Portrait de Marie : coach pour entrepreneurs

Portrait de Marie : coach pour entrepreneurs

Nous avons commencé notre série de portraits avec celui de Camille, UX designer freelance. Nous continuons aujourd’hui avec le portrait de Marie qui est coach pour entrepreneurs.

Marie, comment pitcherais-tu ton entreprise/startup en 140 caractères ?

Bonobo coaching aide les entrepreneurs & indépendants et ceux qui veulent le devenir à trouver leur voie dans la jungle du travail.

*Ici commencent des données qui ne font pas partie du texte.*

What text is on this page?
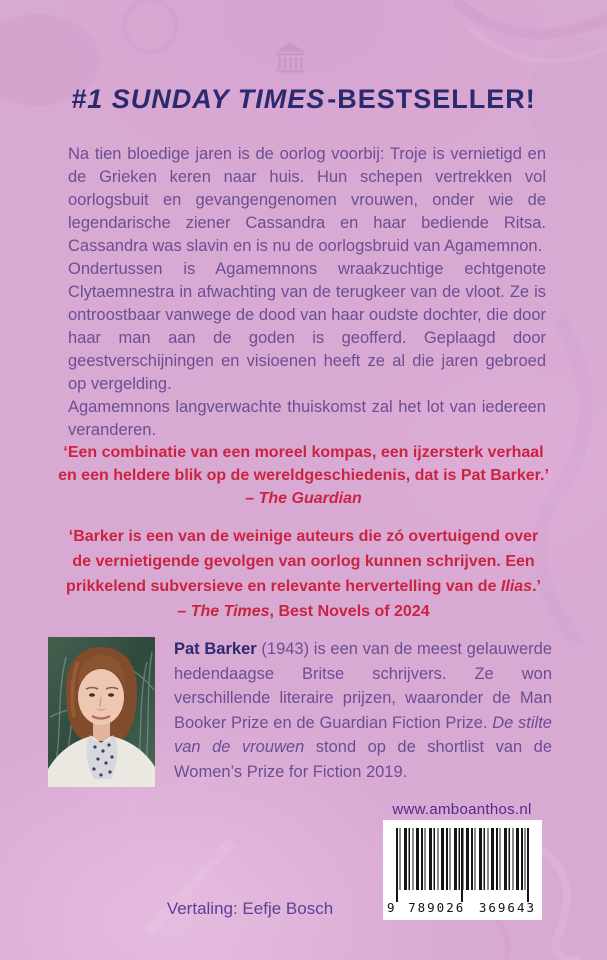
#1 SUNDAY TIMES-BESTSELLER!

Na tien bloedige jaren is de oorlog voorbij: Troje is vernietigd en de Grieken keren naar huis. Hun schepen vertrekken vol oorlogsbuit en gevangengenomen vrouwen, onder wie de legendarische ziener Cassandra en haar bediende Ritsa. Cassandra was slavin en is nu de oorlogsbruid van Agamemnon.

Ondertussen is Agamemnons wraakzuchtige echtgenote Clytaemnestra in afwachting van de terugkeer van de vloot. Ze is ontroostbaar vanwege de dood van haar oudste dochter, die door haar man aan de goden is geofferd. Geplaagd door geestverschijningen en visioenen heeft ze al die jaren gebroed op vergelding.

Agamemnons langverwachte thuiskomst zal het lot van iedereen veranderen.

‘Een combinatie van een moreel kompas, een ijzersterk verhaal
en een heldere blik op de wereldgeschiedenis, dat is Pat Barker.’
– The Guardian
‘Barker is een van de weinige auteurs die zó overtuigend over
de vernietigende gevolgen van oorlog kunnen schrijven. Een
prikkelend subversieve en relevante hervertelling van de Ilias.’
– The Times, Best Novels of 2024

Pat Barker (1943) is een van de meest gelauwerde hedendaagse Britse schrijvers. Ze won verschillende literaire prijzen, waaronder de Man Booker Prize en de Guardian Fiction Prize. De stilte van de vrouwen stond op de shortlist van de Women’s Prize for Fiction 2019.

www.amboanthos.nl
9 789026 369643
Vertaling: Eefje Bosch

Depuis quand es-tu entrepreneur(e) et qu’est-ce qui t’as motivée à le devenir ?

Je suis entrepreneur depuis plus de 3 ans. Au départ, ce qui m’a motivée est la prise de conscience que le CDI n’était pas la vie. Je me suis rendue compte que je n’avais pas à me couler dans ce moule-là et que je pouvais trouver une autre voie pour m’épanouir aussi bien personnellement que professionnellement.

Tout cela a fait suite à plusieurs expériences salariées où j’ai connu aussi bien le burnout, que le harcèlement moral. J’y ai littéralement perdu beaucoup de cheveux. J’ai pris plus d’un an pour me poser et réfléchir à ce que je voulais faire professionnellement.

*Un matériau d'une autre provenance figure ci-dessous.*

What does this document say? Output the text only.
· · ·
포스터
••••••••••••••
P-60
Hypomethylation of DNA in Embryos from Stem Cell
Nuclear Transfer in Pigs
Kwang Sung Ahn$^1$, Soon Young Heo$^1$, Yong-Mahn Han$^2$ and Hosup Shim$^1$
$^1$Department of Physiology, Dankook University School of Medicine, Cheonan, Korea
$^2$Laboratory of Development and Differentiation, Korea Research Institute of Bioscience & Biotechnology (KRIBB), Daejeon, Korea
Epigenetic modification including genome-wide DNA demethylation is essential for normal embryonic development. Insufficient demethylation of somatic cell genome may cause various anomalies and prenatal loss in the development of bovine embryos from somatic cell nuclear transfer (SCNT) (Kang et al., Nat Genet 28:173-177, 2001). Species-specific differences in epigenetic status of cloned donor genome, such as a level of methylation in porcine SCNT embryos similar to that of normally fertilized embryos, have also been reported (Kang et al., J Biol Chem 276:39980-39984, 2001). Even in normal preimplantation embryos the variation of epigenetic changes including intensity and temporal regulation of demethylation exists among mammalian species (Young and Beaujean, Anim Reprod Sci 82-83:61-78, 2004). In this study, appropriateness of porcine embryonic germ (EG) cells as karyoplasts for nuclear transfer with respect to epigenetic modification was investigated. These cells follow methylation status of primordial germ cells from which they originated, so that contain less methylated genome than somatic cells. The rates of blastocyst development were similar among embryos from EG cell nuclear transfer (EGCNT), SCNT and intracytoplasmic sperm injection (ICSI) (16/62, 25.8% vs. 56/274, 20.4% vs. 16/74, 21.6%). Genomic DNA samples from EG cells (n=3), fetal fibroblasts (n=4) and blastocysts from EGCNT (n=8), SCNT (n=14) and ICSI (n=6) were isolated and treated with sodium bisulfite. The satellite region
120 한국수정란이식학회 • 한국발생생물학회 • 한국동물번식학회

Retourner dans le monde de l’entreprise comme je le connaissais était hors de question. J’avais vraiment besoin de me reconstruire et à ce moment-là, je ne savais pas ce que je pouvais faire en terme d’envie ou de légitimité.

Lorsque j’ai quitté mon dernier poste de salariée, j’ai été accompagnée par quelqu’un de formidable à l’APEC avec qui le courant est très bien passé.

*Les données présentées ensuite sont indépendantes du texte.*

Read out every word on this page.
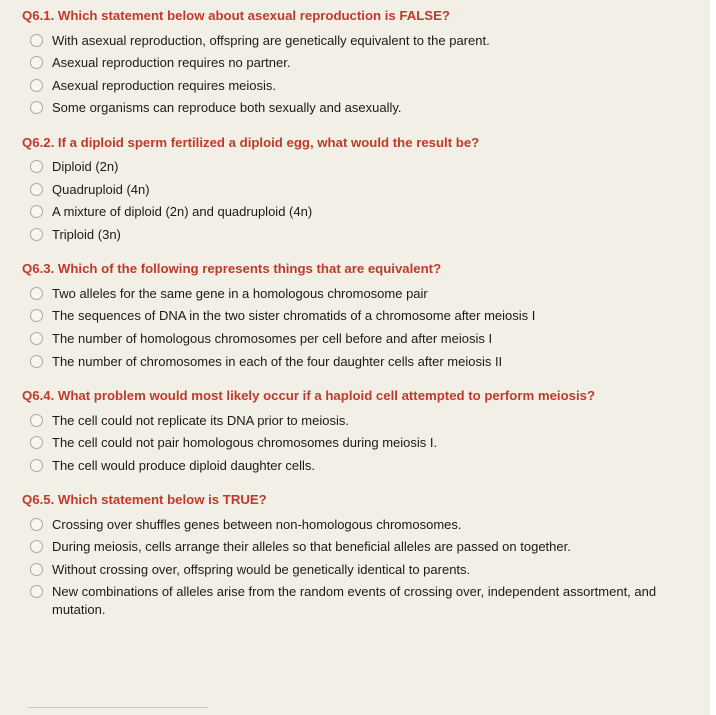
Q6.1. Which statement below about asexual reproduction is FALSE?
With asexual reproduction, offspring are genetically equivalent to the parent.
Asexual reproduction requires no partner.
Asexual reproduction requires meiosis.
Some organisms can reproduce both sexually and asexually.
Q6.2. If a diploid sperm fertilized a diploid egg, what would the result be?
Diploid (2n)
Quadruploid (4n)
A mixture of diploid (2n) and quadruploid (4n)
Triploid (3n)
Q6.3. Which of the following represents things that are equivalent?
Two alleles for the same gene in a homologous chromosome pair
The sequences of DNA in the two sister chromatids of a chromosome after meiosis I
The number of homologous chromosomes per cell before and after meiosis I
The number of chromosomes in each of the four daughter cells after meiosis II
Q6.4. What problem would most likely occur if a haploid cell attempted to perform meiosis?
The cell could not replicate its DNA prior to meiosis.
The cell could not pair homologous chromosomes during meiosis I.
The cell would produce diploid daughter cells.
Q6.5. Which statement below is TRUE?
Crossing over shuffles genes between non-homologous chromosomes.
During meiosis, cells arrange their alleles so that beneficial alleles are passed on together.
Without crossing over, offspring would be genetically identical to parents.
New combinations of alleles arise from the random events of crossing over, independent assortment, and mutation.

Elle a compris qui j’étais avant moi, a senti où était ma place, ce vers quoi il était logique que je me dirige. Lors du premier entretien que nous avons eu ensemble, nous avons discuté du coaching. J’avais de très fortes affinités avec le monde psy (analytique) et la croyance à l’époque que pour résoudre un problème, il fallait forcément l’analyser en profondeur. Je me rappelle avoir dit « les coachs sont tous des charlatans » !

De fil en aiguille, grâce à son accompagnement et les encouragements de mes proches, j’en suis finalement venue au coaching.

Cette idée n’est donc pas venue tout de suite. J’ai au départ créé ma boite pour dispenser des formations en communication multimédia, parce que j’avais déjà dix ans d’expérience dans le Web et plusieurs expériences non officielles en tant que formatrice.

J’aime faire de la formation car j’ai l’habitude de tout décortiquer et c’est important pour moi de transmettre mes compétences. J’ai donc monté ma boîte en m’appuyant sur ces acquis dans l’espoir de m’épanouir là-dedans. Sur la forme, le fait d’être entrepreneure était exactement ce qu’il me fallait, je me sentais quand même appelée par autre chose que par la formation

J’ai été élevée dans la mentalité « il faut mettre ses fesses au chaud avec un CDI », mais mon parcours d’indépendante m’a justement appris que ne pas vouloir entrer dans ce moule-là n’est pas un défaut à corriger. C’est donc aujourd’hui mon travail d’aider les entrepreneurs à franchir ce cap, car cela peut être très dur !

Quel est à ton avis le plus grand défi que tu as à relever chaque jour en tant qu’entrepreneur ?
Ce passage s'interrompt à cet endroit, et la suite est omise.